Cybersecurity insurance: What advisors need to know
Fear of the potentially catastrophic impact of cybercrime is leading many planners to seek insurance specifically tailored to fight high-tech perils.
“They want it,” says Daniel Bernstein, securities lawyer at financial consulting firm MarketCounsel. “At the same time, there are no requirements for cyber-insurance.” Just like figuring out actual technological defenses against hacking, choosing the right insurance coverage to fight new and emerging threats can be difficult.
“It’s complicated,” says insurance broker Andrew Fotopulos. “There’s not one off-the-shelf solution.”
Because there’s no one-size-fits-all cyber insurance for advisors, they will generally need to buy several different policies, says Fotopulos, president of Starkweather & Shepley Insurance. The key is to understand how to coordinate coverage – and that means advisors have to know their own specific areas of exposure, as well as differences between policies and their exclusions.
For many advisors, two of biggest cyber-related insurance concerns center on wire transfer fraud and regulatory oversight issues.
“A lot of advisors don’t understand that email fund transfer fraud isn’t covered under all cyber policies,” Fotopulos explains. Most cyber policies exclude coverage for wire transfer fraud if the claimant didn’t follow the Uniform Commercial Code, which requires a procedure that includes a callback and encryption.
Fotopulos cites the example of a client firm that received a fraudulent wire transfer request for $250,000 via email. The chief compliance officer was on vacation overseas, and an employee completed the transfer without following the firm’s stated procedures. The company had three types of relevant insurance: first, professional liability, which includes directors and officers (D&O) and errors and omissions (E&O) policies; second, a cyber liability policy; and third, a fidelity bond, which protects employers against the acts of individual employees.
The cyber liability policy had exclusions for wire fraud transfers where the UCC wasn’t followed, and the fidelity bond required a callback prior to the transfer, which wasn’t made in this case, so neither of those policies would cover the loss. Fotopulos says the firm was actually lucky because after the e-mail request, the client demanded the money in writing – and the written document triggered the E&O policy, whose coverage was broad enough to include employee negligence. In this case, it was the more traditional policy – not a cyber policy at all – that actually covered the loss. But Fotopulos says another slightly different E&O policy might have denied coverage: in financial services, coverage for fraudulent wire services is more commonly limited to the buying and selling of securities.

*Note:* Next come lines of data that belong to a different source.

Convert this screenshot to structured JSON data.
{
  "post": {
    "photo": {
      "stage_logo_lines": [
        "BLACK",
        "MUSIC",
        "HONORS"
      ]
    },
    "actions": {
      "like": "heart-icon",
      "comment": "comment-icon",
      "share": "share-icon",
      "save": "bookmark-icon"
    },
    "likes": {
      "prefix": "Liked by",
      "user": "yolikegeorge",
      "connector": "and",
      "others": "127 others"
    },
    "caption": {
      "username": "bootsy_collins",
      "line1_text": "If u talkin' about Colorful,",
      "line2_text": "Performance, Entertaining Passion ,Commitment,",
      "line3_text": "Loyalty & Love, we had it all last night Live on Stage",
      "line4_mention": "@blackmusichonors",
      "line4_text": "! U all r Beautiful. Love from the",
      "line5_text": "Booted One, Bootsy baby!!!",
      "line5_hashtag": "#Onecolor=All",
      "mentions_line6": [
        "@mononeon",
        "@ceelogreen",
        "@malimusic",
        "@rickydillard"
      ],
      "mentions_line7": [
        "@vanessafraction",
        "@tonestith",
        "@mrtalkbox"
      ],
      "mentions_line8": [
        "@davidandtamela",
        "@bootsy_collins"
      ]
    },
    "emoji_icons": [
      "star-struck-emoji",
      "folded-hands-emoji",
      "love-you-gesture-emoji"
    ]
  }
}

Just because a policy has “cyber” in its name doesn’t mean that it provides the kind of coverage that planners need. For example, Fotopulos has run across many cyber policies that explicitly exclude coverage for third party vendors or independent contractors, which means an advisor has no coverage for any work hired out or done by temporary employees. Nor should an advisor assume that their cloud storage providers are properly insured.
“You’re giving them the client data, so you have the exposure of them losing it,” Fotopulos says.
Like cybercrime itself, the forms of insurance to cover it are constantly changing, and advisories need to keep up to date. “It’s all about the coordination of coverage,” says Fotopulos. “You just don’t know how it’s going to fall,” he says. “So advisors have to understand where they have potentials for loss, what one policy does versus the next – and even what gaps you’re willing to accept.”
Paul Hechinger is a New York-based freelance writer.